The 2017 Lumina Daze has a common thread with those first celebrations in that the museum is working to move to the Historic Square an historic cottage that is scheduled for demolition, Flagler said.

Debbie and Chris Strickland, builders and preservationists, have donated the 1924 Ewing-Bordeaux Cottage to the Wrightsville Beach Museum of History. Betty Bordeaux (1937-2010), who lived in this house most recently, was a Wilmington native who was devoted to the idea of preserving the spirit of as well as the built landscape of the Wrightsville Beach that she loved.

The 1924 Ewing- Bordeaux Cottage, located at 405 N. Lumina Avenue, along with its neighbor, the Williams-Bordeaux, are the oldest fully-intact structures  north of Stone Street. They are the last two of six cottages that survived the Great Fire of 1934. Moving the Ewing- Bordeaux Cottage will save a rare example of local Wrightsville Beach architecture of which only a handful remain.

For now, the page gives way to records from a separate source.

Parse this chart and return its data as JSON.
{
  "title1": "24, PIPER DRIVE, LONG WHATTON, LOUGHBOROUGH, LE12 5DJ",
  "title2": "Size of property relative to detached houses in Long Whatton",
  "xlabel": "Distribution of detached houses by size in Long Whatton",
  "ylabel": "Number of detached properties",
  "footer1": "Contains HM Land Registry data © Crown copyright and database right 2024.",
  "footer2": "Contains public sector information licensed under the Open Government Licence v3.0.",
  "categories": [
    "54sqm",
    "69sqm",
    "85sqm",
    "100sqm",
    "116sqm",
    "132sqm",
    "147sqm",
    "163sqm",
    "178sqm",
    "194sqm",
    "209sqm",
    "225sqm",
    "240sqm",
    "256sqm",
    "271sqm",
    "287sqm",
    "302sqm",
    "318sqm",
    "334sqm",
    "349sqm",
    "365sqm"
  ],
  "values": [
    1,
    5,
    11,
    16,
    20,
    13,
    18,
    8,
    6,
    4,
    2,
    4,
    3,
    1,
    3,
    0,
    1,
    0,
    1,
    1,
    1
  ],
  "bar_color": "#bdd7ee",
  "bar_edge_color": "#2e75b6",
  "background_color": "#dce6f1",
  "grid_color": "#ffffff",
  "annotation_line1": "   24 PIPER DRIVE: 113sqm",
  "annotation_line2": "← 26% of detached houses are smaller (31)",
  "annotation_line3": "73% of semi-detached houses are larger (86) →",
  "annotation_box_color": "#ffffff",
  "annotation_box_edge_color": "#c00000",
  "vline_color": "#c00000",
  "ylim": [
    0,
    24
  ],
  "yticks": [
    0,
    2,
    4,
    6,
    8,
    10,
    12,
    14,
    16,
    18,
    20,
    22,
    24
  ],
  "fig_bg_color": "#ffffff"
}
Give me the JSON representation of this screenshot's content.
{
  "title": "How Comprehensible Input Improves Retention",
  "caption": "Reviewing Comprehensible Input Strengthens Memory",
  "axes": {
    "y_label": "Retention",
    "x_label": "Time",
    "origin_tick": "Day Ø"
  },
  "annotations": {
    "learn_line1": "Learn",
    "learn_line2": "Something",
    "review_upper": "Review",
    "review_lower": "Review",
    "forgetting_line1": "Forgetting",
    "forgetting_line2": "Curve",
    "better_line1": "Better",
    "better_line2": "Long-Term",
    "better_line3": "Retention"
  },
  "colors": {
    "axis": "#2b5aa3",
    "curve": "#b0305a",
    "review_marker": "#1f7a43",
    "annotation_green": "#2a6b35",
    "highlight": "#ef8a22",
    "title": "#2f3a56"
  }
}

This expansion allows the museum to:

  • Grow our Waterman Hall of Fame that celebrates water sports and professions that are so important to our community and recognizes those who make positive contributions to our way of life.
  • Have space to display more of our growing photo, oral history, and artifact collections
  • Increase our ability to hold workshops and demonstrations that tie into our exhibits  and programs.
  • Enlarge our outdoor area for children’s activities.